Lunacon 51 (2)

Lunacon 51 (2)
Some thoughts on my second con (should that be “sec-con”?), jotted down at midnight, though they’ll be posted much later.

The first panel I intended to attend was “Yesterday’s Tomorrows”, a documentary on the failed vision of futurists from the 1930s through 1960s. Due to the weird layout and unpredictable spacetime anomalies that have caused the Lunarians to christen this hotel the “Escher Hilton”, I arrived at the room far in advance of the panel. Indeed, I arrived at the start of “Not 2B Toyed With”, a 12-minute movie that the moderator assured us was absolutely hilarious. She had to assure us, because she couldn’t show us, because in the rush to pack for the con, she’d left the DVD at home. 🙁 But she was appropriately contrite and, at the suggest of a snarky audience member (me), proceeded to illustrate by sock puppets, stopping only when, well, she ran out of socks and hands to put them on.
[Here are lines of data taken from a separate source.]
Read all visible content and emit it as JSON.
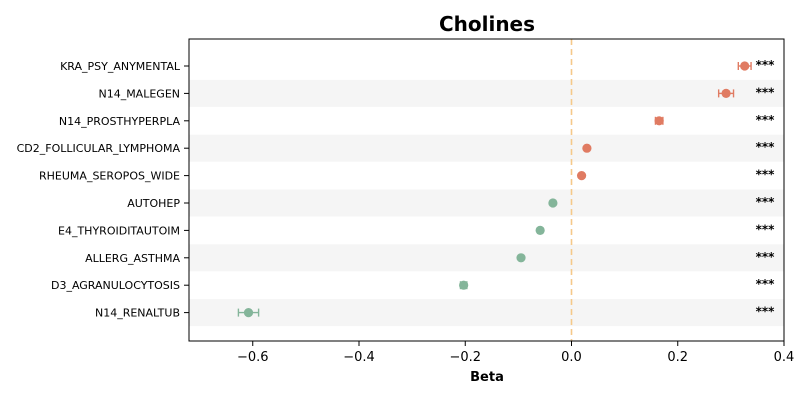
{
  "chart_data": {
    "type": "scatter",
    "title": "Cholines",
    "xlabel": "Beta",
    "ylabel": "",
    "xlim": [
      -0.72,
      0.4
    ],
    "xticks": [
      -0.6,
      -0.4,
      -0.2,
      0.0,
      0.2,
      0.4
    ],
    "xtick_labels": [
      "−0.6",
      "−0.4",
      "−0.2",
      "0.0",
      "0.2",
      "0.4"
    ],
    "reference_line_x": 0,
    "colors": {
      "positive": "#e07b62",
      "negative": "#84b59a",
      "reference": "#f5c98a",
      "band": "#f5f5f5"
    },
    "points": [
      {
        "label": "KRA_PSY_ANYMENTAL",
        "beta": 0.326,
        "ci_low": 0.314,
        "ci_high": 0.338,
        "sig": "***"
      },
      {
        "label": "N14_MALEGEN",
        "beta": 0.291,
        "ci_low": 0.277,
        "ci_high": 0.305,
        "sig": "***"
      },
      {
        "label": "N14_PROSTHYPERPLA",
        "beta": 0.165,
        "ci_low": 0.158,
        "ci_high": 0.172,
        "sig": "***"
      },
      {
        "label": "CD2_FOLLICULAR_LYMPHOMA",
        "beta": 0.029,
        "ci_low": 0.026,
        "ci_high": 0.032,
        "sig": "***"
      },
      {
        "label": "RHEUMA_SEROPOS_WIDE",
        "beta": 0.019,
        "ci_low": 0.016,
        "ci_high": 0.022,
        "sig": "***"
      },
      {
        "label": "AUTOHEP",
        "beta": -0.035,
        "ci_low": -0.038,
        "ci_high": -0.032,
        "sig": "***"
      },
      {
        "label": "E4_THYROIDITAUTOIM",
        "beta": -0.059,
        "ci_low": -0.062,
        "ci_high": -0.056,
        "sig": "***"
      },
      {
        "label": "ALLERG_ASTHMA",
        "beta": -0.095,
        "ci_low": -0.098,
        "ci_high": -0.092,
        "sig": "***"
      },
      {
        "label": "D3_AGRANULOCYTOSIS",
        "beta": -0.203,
        "ci_low": -0.209,
        "ci_high": -0.197,
        "sig": "***"
      },
      {
        "label": "N14_RENALTUB",
        "beta": -0.608,
        "ci_low": -0.627,
        "ci_high": -0.589,
        "sig": "***"
      }
    ]
  }
}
As it turned out, “Not 2B Toyed With” – even though it never actually showed – was a better presentation than “Yesterday’s Tomorrows”. The latter, it developed, was a 1999 documentary financed by Disney and shown on Showtime exactly once. The moderators liked to call it “the documentary Disney won’t let you see” (since the studio hasn’t released it at all) but there isn’t anything spectacular about it. Instead it was a bunch of self-involved baby boomers narcissisizing about their impressions of the vision of futurists. It had a lot of cuts to semi-celebrities pontificating, like you find in those “I Love the 80s” shows on VH-1. It was a true waste of my 90 minutes.

I spent some time in the game room, watching some people play “Ninja Burger”, a Munchin-esque game from Steve Jackson Games. It looked pretty fun, actually, and funny and clever as you’d expect from SJG. I also played a round of BANG!, a spaghetti Western shoot-em-up card game. It’s one of those games with hidden objectives – no one knows who the outlaws or deputies are – that had a complicated but manageable cardplay system. I was “The Apache Kid” and the renegade, and I did well for two rounds, until I was accidentally blown up by the very same dynamite I’d put into play. *Sigh* It’s from Mayfair Games, and I think I’ll try to find it online when I get home.

I dropped back to my room to get some dinner (the restaurant was closed by now – a costly mistake on my part) and then went to “Sex Done Right”, a panel on writing about, well, sex. And though it’s easy enough to dive for the gutter, it was actually a semi-serious writers’ craft panel. It had a certain self-involvement among the panel members, though, that quickly killed my interest in their thoughts on writing. I checked out as soon as one said, in all seriousness, “But then the werecat morphed and I had to think, will he rip through her? She couldn’t morph, of course, since she was a vampire….” That told me I’d wandered into a particular corner of fanspace, one that holds no attraction for me (and, to be snobbish, one that seems to draw poor talent).

I was also reintroduced to that universal con character, Annoying Guy One Seat Over. There was a nebbish first-time con goer sitting next to me who was too enthusiastic, too eager, and too clueless to be tolerated. Many panels seem to develop such a guy – who has to comment on everything, who is clueless about his cluelessness, and who overrates his own intelligence/humor/relevance. The major ecological function of Annoying Guy One Seat Over is to spread humility – to remind us that we too can be annoying, overbearing, etc. Many a time in a panel I sit back and ask myself, “Is that really a valid point? Or am I devolving into Annoying Guy One Seat Over?” It’s a useful check.